Et puis tout va si vite et je suis comme spectatrice avertie du chaos du monde et de la Grande Guerre qui s’annonce. Tant de réflexions me traversent et tant de poèmes pleurent et espèrent en moi qu’il me faut le retrait et le silence pour que d’un revers de la main, je puisse balayer le mal et me mettre enfin au diapason de la respiration cosmique.

Non je n’ai pas peur de mourir, mais je veux avoir le temps de mettre en forme mes écritures et les publier… ces livres qui m’attendent dans les tiroirs de mon ordinateur, sont déjà écrits. C’est juste moi qui retiens toujours comme une mère qui ne sait accoucher et préfère les douleurs de l’enfantement au détachement loin de moi.

Je sais ; je sais à l’avance les critiques, les suspicions et les incompréhensions.
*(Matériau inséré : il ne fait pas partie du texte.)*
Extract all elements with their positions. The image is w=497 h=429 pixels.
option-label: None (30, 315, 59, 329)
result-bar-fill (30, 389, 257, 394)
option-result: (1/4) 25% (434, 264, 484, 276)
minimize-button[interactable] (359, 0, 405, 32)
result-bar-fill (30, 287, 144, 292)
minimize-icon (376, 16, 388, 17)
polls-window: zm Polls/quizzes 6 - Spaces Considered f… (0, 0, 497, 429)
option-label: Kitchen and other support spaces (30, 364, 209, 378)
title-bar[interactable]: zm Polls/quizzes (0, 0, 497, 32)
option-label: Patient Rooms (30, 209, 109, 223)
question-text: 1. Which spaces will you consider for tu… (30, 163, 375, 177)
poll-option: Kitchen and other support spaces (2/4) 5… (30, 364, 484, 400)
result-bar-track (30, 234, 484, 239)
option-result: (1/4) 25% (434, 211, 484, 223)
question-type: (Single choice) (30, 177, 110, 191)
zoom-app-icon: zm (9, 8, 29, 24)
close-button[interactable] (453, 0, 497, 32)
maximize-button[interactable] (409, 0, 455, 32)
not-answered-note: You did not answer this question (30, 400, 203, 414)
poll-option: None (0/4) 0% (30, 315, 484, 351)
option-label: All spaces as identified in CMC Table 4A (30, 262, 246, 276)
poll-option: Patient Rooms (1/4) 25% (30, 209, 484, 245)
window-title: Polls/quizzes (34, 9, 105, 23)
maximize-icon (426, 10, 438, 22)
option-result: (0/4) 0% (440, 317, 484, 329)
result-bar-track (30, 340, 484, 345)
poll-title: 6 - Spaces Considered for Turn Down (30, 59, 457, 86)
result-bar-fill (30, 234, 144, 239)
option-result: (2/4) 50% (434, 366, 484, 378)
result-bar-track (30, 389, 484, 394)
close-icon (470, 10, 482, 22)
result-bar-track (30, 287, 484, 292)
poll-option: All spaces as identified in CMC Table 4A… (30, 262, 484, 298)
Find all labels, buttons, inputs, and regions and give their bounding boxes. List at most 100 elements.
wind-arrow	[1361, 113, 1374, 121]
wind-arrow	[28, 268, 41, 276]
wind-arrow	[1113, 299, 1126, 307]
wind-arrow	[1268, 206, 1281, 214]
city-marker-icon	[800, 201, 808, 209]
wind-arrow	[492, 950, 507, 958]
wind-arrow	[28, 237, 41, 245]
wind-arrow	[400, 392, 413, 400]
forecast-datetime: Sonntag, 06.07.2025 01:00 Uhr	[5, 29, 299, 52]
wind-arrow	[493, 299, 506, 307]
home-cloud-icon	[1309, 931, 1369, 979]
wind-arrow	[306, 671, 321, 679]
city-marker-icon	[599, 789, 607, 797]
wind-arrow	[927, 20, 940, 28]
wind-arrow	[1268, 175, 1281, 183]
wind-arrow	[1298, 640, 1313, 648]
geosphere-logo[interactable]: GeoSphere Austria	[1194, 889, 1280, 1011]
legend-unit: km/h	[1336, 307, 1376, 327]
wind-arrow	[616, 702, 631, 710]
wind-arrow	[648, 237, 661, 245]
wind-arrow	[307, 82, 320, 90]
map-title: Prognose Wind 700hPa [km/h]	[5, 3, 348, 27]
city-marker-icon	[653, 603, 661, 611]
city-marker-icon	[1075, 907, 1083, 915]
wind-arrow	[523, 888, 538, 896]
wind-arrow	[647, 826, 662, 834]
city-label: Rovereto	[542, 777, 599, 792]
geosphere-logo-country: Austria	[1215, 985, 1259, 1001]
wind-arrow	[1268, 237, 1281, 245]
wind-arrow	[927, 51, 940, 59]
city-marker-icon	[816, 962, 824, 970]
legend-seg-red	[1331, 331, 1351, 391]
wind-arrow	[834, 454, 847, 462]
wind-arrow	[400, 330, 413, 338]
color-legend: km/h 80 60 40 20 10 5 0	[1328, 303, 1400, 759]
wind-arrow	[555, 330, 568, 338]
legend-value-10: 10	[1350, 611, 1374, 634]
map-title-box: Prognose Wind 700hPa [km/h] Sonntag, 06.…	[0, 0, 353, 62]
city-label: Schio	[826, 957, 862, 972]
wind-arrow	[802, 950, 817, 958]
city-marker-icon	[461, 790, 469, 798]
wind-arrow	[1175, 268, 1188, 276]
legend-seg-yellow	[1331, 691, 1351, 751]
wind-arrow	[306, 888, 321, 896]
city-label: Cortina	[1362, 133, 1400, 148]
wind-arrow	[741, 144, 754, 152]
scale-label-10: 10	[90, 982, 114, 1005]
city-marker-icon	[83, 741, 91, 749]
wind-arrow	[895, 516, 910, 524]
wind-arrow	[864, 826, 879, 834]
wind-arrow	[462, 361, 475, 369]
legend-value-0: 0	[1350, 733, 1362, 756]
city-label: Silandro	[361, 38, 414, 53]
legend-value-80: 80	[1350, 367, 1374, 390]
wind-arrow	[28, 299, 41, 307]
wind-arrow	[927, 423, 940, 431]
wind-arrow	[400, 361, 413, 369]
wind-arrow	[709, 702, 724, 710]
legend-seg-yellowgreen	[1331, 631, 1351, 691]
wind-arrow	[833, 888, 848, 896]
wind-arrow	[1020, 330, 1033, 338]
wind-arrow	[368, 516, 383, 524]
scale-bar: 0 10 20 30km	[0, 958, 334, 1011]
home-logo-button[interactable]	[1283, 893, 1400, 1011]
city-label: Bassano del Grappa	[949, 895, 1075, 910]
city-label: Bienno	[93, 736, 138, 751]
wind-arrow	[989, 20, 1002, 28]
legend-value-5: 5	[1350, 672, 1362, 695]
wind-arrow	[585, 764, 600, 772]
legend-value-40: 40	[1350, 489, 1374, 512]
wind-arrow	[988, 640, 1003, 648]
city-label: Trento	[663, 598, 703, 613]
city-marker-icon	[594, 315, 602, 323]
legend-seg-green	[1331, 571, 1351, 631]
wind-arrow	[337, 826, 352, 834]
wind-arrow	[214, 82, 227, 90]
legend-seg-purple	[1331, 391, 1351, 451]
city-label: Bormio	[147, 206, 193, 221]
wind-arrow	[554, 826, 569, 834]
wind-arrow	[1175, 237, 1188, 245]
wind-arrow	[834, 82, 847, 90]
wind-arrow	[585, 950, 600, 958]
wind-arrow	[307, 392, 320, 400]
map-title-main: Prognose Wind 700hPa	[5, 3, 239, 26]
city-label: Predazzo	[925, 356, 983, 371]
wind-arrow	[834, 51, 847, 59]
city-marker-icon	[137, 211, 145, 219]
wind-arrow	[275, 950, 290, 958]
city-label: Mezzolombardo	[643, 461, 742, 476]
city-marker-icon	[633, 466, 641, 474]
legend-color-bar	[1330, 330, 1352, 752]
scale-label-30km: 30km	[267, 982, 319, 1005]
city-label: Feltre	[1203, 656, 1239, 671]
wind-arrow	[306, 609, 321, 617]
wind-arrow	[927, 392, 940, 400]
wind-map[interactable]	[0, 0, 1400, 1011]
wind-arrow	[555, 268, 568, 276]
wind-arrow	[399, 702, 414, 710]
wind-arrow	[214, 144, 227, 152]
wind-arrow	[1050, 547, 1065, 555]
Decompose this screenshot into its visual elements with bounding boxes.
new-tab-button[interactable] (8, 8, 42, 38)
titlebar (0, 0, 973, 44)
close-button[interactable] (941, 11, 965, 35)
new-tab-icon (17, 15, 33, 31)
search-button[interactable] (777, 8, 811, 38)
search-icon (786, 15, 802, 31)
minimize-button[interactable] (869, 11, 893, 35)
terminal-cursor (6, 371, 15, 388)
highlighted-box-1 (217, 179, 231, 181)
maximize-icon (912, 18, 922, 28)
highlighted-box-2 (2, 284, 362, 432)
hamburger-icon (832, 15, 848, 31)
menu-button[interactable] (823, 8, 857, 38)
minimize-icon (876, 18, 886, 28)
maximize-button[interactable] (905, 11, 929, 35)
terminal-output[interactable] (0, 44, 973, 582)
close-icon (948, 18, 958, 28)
Je sais le mal d’une langue perfide, qui se hâte à cracher un venin de médisance. Pourquoi en serait-il autrement, puisque nos propres amis ne savent pas toujours nous comprendre et ne font pas foi à nos dires comme si la parole, quand elle est pesée, pouvait être légère ? Je ne crains pas cela non plus. Je sais que les risques de la vie nous font grandir.

J’ai écrit ce texte en réponse à plusieurs de mes amis et de nombreux lecteurs qui s’inquiètent d’un silence qu’ils ne comprennent pas. Je suis là tout près de vous et je ne quitte ni l’actualité qui s’emballe, ni mes écritures ésotériques, ni mes amis qui restent mes amis.

Je reviens doucement et je reviendrai sans doute davantage après mon retour de France, puisque d'ici peu, je vais m'envoler pour le ciel de Paris.